FDR’s election brought a breath of fresh air into the political landscape. His message of transformation for a better future was clearly highlighted through his slogan: “Happy days are here again”, which although they didn’t materialize immediately, did eventually occur. Biden had a similar approach to the 2020 election where his slogan was: “Our best days lie ahead”. If Biden does indeed seek to revitalize the US economy and rejuvenate the damaged relations the US had obtained through Trump, we could witness a stronger and more united US than what we had become accustomed to seeing over the past 4 years. 

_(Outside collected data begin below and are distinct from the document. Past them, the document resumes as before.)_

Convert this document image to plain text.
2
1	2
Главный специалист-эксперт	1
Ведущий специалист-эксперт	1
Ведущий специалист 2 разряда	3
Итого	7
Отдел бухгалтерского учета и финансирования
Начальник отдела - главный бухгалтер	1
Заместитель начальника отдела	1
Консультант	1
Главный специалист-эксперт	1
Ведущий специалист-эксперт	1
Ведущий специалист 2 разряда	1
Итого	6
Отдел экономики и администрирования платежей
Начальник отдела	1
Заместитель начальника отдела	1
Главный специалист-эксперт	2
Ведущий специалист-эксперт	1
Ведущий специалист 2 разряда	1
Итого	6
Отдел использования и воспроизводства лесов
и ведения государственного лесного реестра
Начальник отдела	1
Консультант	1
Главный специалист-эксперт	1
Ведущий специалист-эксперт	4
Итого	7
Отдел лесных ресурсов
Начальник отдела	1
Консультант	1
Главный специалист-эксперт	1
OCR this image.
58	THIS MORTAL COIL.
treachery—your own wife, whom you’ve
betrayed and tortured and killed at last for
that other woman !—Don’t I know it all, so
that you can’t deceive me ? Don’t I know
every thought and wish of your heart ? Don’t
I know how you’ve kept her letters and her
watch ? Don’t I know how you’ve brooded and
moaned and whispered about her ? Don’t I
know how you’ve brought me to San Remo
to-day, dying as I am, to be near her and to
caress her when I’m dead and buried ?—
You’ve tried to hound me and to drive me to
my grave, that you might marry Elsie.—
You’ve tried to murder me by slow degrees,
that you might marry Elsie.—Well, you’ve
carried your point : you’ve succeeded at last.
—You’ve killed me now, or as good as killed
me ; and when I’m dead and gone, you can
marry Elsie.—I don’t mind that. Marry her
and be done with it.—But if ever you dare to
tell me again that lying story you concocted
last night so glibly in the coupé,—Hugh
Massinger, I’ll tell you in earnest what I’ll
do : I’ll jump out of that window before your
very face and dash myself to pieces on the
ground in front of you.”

Biden therefore, has an enormous role to play in not only creating a more cohesive US society, but more importantly reinstating the US as the global hegemon, to guarantee the features of a liberal democracy are reestablished through cooperation with democratic IGOs. Isolationism

failed in the 21st century as it did almost a hundred years ago, and Trumpism has left its mark in history as one of the most corrosive ideologies in US history. Fortunately Biden recognised Trump’s inadvertent failures, and has already begun to heal the deep seeded wounds Trump created. Trump’s biggest political failure that Biden will be able to surmount is the Coronavirus pandemic. Aristotle stated: “A common danger unites even the bitterest enemies.” Trump’s inability to unite the US in tackling the coronavirus cost him the election. Biden has already shown signs of not making that same mistake, and thus taking advantage of the opportunity to unite the US. Biden after winning the 2020 election stated “We are not enemies, we are Americans.” In comparison to Trump, who in 2017 referred to Hillary Clinton soon after his election victory as ‘the biggest loser of all time’, and thus alienating half of the country, hence displaying his expertise in trenchant polarization. 

Biden, like FDR once did, will have to undertake critical surgery on the USA’s damaged anatomy, to resuscitate the fallen nation, which fell victim to careless and calamitous leadership. The task to unite a highly polarized nation and to reinstate the USA as the global hegemon will not be a simple task, but with the election of Biden the future could not look more promising for the USA.